Homemade fiberglass armor.


----------



## machinist (Jul 4, 2012)

Hey, it worked for Clint Eastwood in that western movie where he hung a steel plate under his serape.


----------



## LongRider (May 8, 2012)

In prisons the convicts used national geographic magazines tapped around their body's before a riot or whatever. Pretty effective against knives and such


----------



## NaeKid (Oct 17, 2008)

LongRider said:


> In prisons the convicts used national geographic magazines tapped around their body's before a riot or whatever. Pretty effective against knives and such


If you watched the movie "World War Z" or read the books, you will notice that is also a good way to protect your arms against bites from the zombies ...


----------



## PrepN4Good (Dec 23, 2011)

I noticed on the series "Revolution" they used pieces of car tires (steel belted radials?) for armor.


----------



## LongRider (May 8, 2012)

NaeKid said:


> If you watched the movie "World War Z" or read the books, you will notice that is also a good way to protect your arms against bites from the zombies ...

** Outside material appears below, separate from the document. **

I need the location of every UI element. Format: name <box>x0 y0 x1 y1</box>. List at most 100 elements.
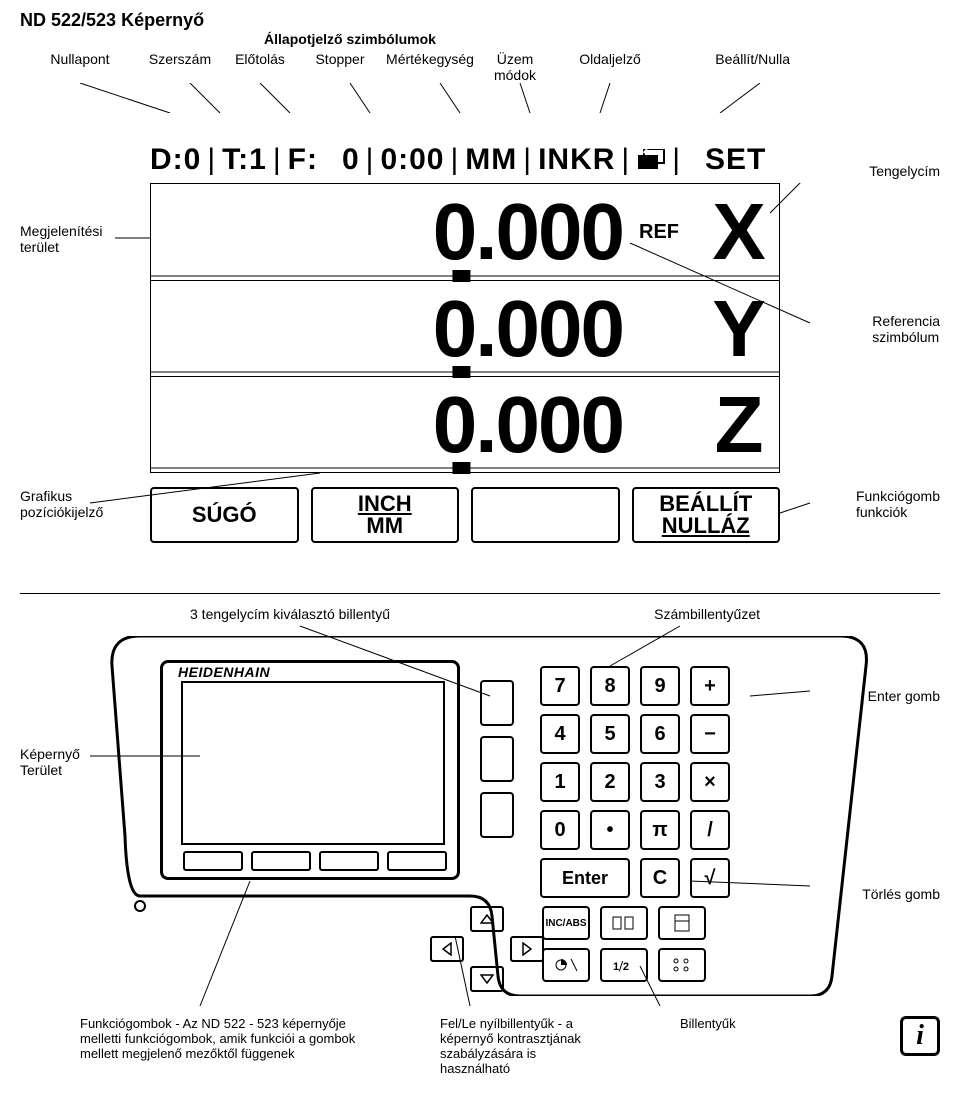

No I haven't done either. Thanks for the heads up. I'll keep that in mind I know they work well to stop knives. Bites should be a no brainier


----------



## pugstheprepper (Jul 10, 2013)

Sentry18 said:


> The people at the guns-n-girls blog are doing some testing for DIY body armor. Might be worth watching and following (and taking notes).
> 
> Video Link:
> 
> ...


----------



## MetalPrepper (Nov 25, 2012)

LongRider said:


> In prisons the convicts used national geographic magazines tapped around their body's before a riot or whatever. Pretty effective against knives and such


Do you think it is the content of the magazine....


----------